The trade guarantees by the South African government include intellectual property rights through the amendment of the Merchandise Marks Trade Act 1941. However, there have already been complaints regarding counterfeits and the International Authentication Association, expects that FIFA official suppliers may loose millions.

On taxes; FIFA, a Zurich based Association governed by Swiss law has been granted full tax exemption by the SA government.  The SA tax waiver termed a “tax bubble” , applies to custom duties, taxes, costs and levies on the import and subsequent export of goods belonging to the FIFA delegation, its commercial affiliates, the broadcast right holders, the media and spectators travelling to South Africa for the 2010 World Cup.

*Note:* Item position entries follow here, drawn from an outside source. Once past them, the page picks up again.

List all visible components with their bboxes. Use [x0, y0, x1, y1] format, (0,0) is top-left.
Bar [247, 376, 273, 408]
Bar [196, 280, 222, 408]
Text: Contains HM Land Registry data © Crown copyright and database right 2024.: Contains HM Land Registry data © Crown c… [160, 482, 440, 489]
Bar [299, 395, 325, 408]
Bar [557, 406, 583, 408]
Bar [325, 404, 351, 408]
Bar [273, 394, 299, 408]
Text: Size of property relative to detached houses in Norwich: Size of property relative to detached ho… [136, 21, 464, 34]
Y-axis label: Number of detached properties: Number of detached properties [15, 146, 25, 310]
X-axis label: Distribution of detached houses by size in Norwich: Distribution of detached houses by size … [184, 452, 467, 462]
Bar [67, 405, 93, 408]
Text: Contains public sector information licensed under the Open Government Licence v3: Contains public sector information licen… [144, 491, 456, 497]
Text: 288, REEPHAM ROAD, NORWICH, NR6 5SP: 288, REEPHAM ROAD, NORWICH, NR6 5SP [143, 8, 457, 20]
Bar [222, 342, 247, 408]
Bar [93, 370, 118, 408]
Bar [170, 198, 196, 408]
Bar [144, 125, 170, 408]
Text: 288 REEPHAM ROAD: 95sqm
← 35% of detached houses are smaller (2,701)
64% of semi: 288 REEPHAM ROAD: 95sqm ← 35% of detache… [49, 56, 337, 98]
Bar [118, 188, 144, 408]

However foreign soccer payers will reportedly not be exempt from the standard 15% tax to the South African Revenue Service and ticket sales will have 14% VAT applied.

FIFA , has been referred to as a charity by the International Tax Association, and recently was the subject of debate in the Swiss Parliament following a proposal to terminate FIFA’s tax free status in Switzerland. 

Meanwhile the Brazilian government, which has already been awarded the opportunity to host the 2014 World Cup, has reportedly agreed that FIFA and its partners can be exempt from taxes on any goods and services related to the tournament for five years; from January 2011 until the end of 2015.